Search code examples
pythonmultithreadinggoogle-cloud-vision

Multi-threading python calls to Google Cloud Vision API


I am running a server in a Docker container supported by a macOS machine, from which I need to send several images for processing by the Google Cloud Vision API.

It is imperative for me to be able to minimize the time spent uploading and processing the images.

I started by wrapping calls to GCV in a Queue.Queue and Threading.Thread, but this sporadically crashes my code (not trapped by a python Exception) thus:

E1121 14:15:10.902211037   25448 sync_posix.c:38]            assertion failed: pthread_mutex_destroy(mu) == 0

According to several github threads this is a gRPC-inspired (or httplib?) bug/feature, but I can't find steps to an easy workaround - see e.g. https://github.com/grpc/grpc/issues/11184 and https://github.com/grpc/grpc/issues/10909

Given that this seems to be a commonly-experienced problem with no clear solution, what is the best way to mitigate it?

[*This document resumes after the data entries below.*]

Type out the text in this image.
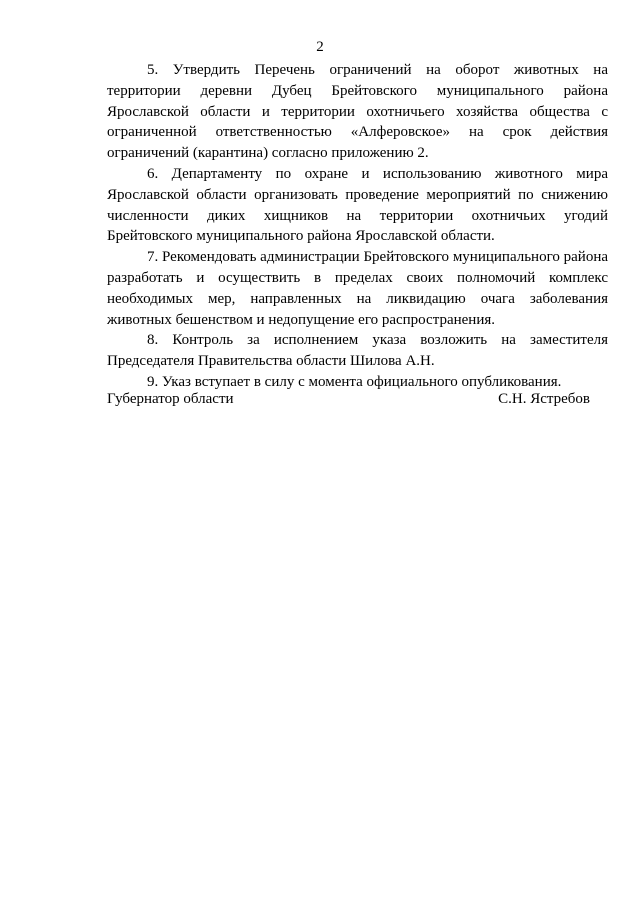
2

5. Утвердить Перечень ограничений на оборот животных на территории деревни Дубец Брейтовского муниципального района Ярославской области и территории охотничьего хозяйства общества с ограниченной ответственностью «Алферовское» на срок действия ограничений (карантина) согласно приложению 2.

6. Департаменту по охране и использованию животного мира Ярославской области организовать проведение мероприятий по снижению численности диких хищников на территории охотничьих угодий Брейтовского муниципального района Ярославской области.

7. Рекомендовать администрации Брейтовского муниципального района разработать и осуществить в пределах своих полномочий комплекс необходимых мер, направленных на ликвидацию очага заболевания животных бешенством и недопущение его распространения.

8. Контроль за исполнением указа возложить на заместителя Председателя Правительства области Шилова А.Н.

9. Указ вступает в силу с момента официального опубликования.

Губернатор области	С.Н. Ястребов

Is it as simple as using a single Batch call (but what about the overall speed?) to GCV? Is there no other way to safely thread the calls?

Update:

With fear of breakage, I embarked on a rollback of gRPC to v1.2.x a la

https://github.com/grpc/grpc/issues/10909#issuecomment-302581954

Except that I had to add /usr/local/lib to LD_LIBRARY_PATH in my Docker container in order to pick up libprotobuf.so.12.

I made no changes to any other python packages.

I then did:

pip install grpcio==1.2.1

Obviously this gets expensive, but the crash rate is <1/20 calls (and counting) compared to 1/3 calls before.

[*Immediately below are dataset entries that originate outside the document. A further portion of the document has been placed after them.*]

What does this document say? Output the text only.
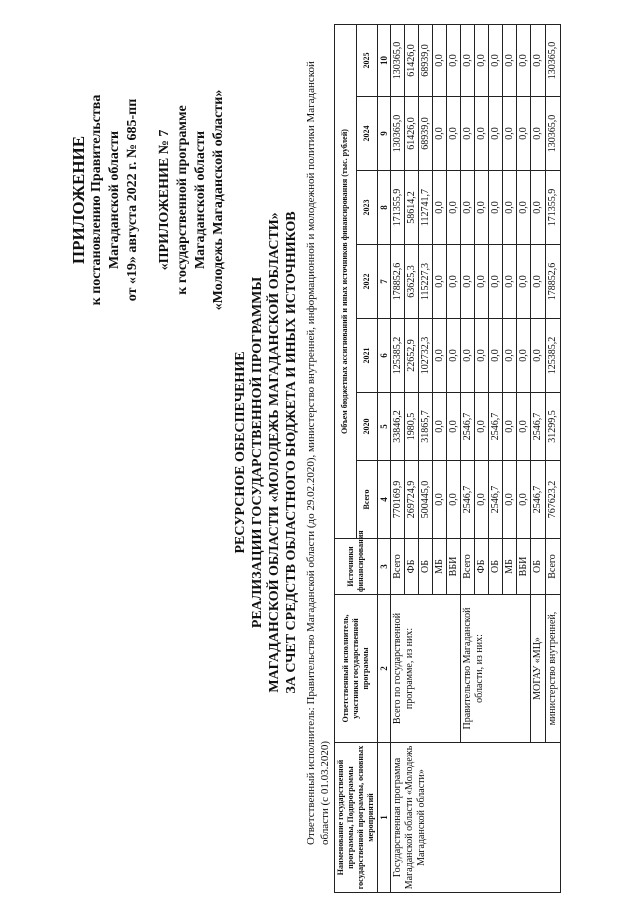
ПРИЛОЖЕНИЕ к постановлению Правительства Магаданской области от «19» августа 2022 г. № 685-пп «ПРИЛОЖЕНИЕ № 7 к государственной программе Магаданской области «Молодежь Магаданской области»
РЕСУРСНОЕ ОБЕСПЕЧЕНИЕ РЕАЛИЗАЦИИ ГОСУДАРСТВЕННОЙ ПРОГРАММЫ МАГАДАНСКОЙ ОБЛАСТИ «МОЛОДЕЖЬ МАГАДАНСКОЙ ОБЛАСТИ» ЗА СЧЕТ СРЕДСТВ ОБЛАСТНОГО БЮДЖЕТА И ИНЫХ ИСТОЧНИКОВ Ответственный исполнитель: Правительство Магаданской области (до 29.02.2020), министерство внутренней, информационной и молодежной политики Магаданской области (с 01.03.2020) Наименование государственной программы, Подпрограммы государственной программы, основных мероприятий	Ответственный исполнитель, участники государственной программы	Источники финансирования	Объем бюджетных ассигнований и иных источников финансирования (тыс. рублей)						
			Всего	2020	2021	2022	2023	2024	2025
1	2	3	4	5	6	7	8	9	10
Государственная программа Магаданской области «Молодежь Магаданской области»	Всего по государственной программе, из них:	Всего	770169,9	33846,2	125385,2	178852,6	171355,9	130365,0	130365,0
		ФБ	269724,9	1980,5	22652,9	63625,3	58614,2	61426,0	61426,0
		ОБ	500445,0	31865,7	102732,3	115227,3	112741,7	68939,0	68939,0
		МБ	0,0	0,0	0,0	0,0	0,0	0,0	0,0
		ВБИ	0,0	0,0	0,0	0,0	0,0	0,0	0,0
	Правительство Магаданской области, из них:	Всего	2546,7	2546,7	0,0	0,0	0,0	0,0	0,0
		ФБ	0,0	0,0	0,0	0,0	0,0	0,0	0,0
		ОБ	2546,7	2546,7	0,0	0,0	0,0	0,0	0,0
		МБ	0,0	0,0	0,0	0,0	0,0	0,0	0,0
		ВБИ	0,0	0,0	0,0	0,0	0,0	0,0	0,0
	МОГАУ «МЦ»	ОБ	2546,7	2546,7	0,0	0,0	0,0	0,0	0,0
	министерство внутренней,	Всего	767623,2	31299,5	125385,2	178852,6	171355,9	130365,0	130365,0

Now: How can I test conclusively that this is fixed?


Solution

  • Here is the relevant part of the Dockerfile I've gone with (based on https://github.com/grpc/grpc/issues/10909#issuecomment-302581954)

    # gRPC fix (rollback to v1.2.x to mitigate mutex crashing bug)
    RUN apt-get install -y build-essential autoconf libtool
    RUN apt-get install -y libgflags-dev libgtest-dev
    RUN apt-get install -y clang libc++-dev
    RUN apt-get install -y sudo unzip locate
    RUN mkdir -p /app/src
    
    WORKDIR /app/src
    RUN git clone --branch v1.2.x https://github.com/grpc/grpc
    
    WORKDIR /app/src/grpc
    RUN git submodule foreach git clean -xfd
    RUN git submodule update --init
    
    WORKDIR /app/src/grpc/third_party/protobuf
    RUN ./autogen.sh
    RUN ./configure
    RUN make -j2
    RUN sudo make install
    
    WORKDIR /app/src/grpc
    RUN sudo make install
    ENV LD_LIBRARY_PATH=${LD_LIBRARY}:/usr/local/lib
    RUN pip install --trusted-host pypi.python.org grpcio==1.2.1
    RUN pip install --trusted-host pypi.python.org google-cloud-vision
    

    I will leave this open for a few days to see if anyone responds.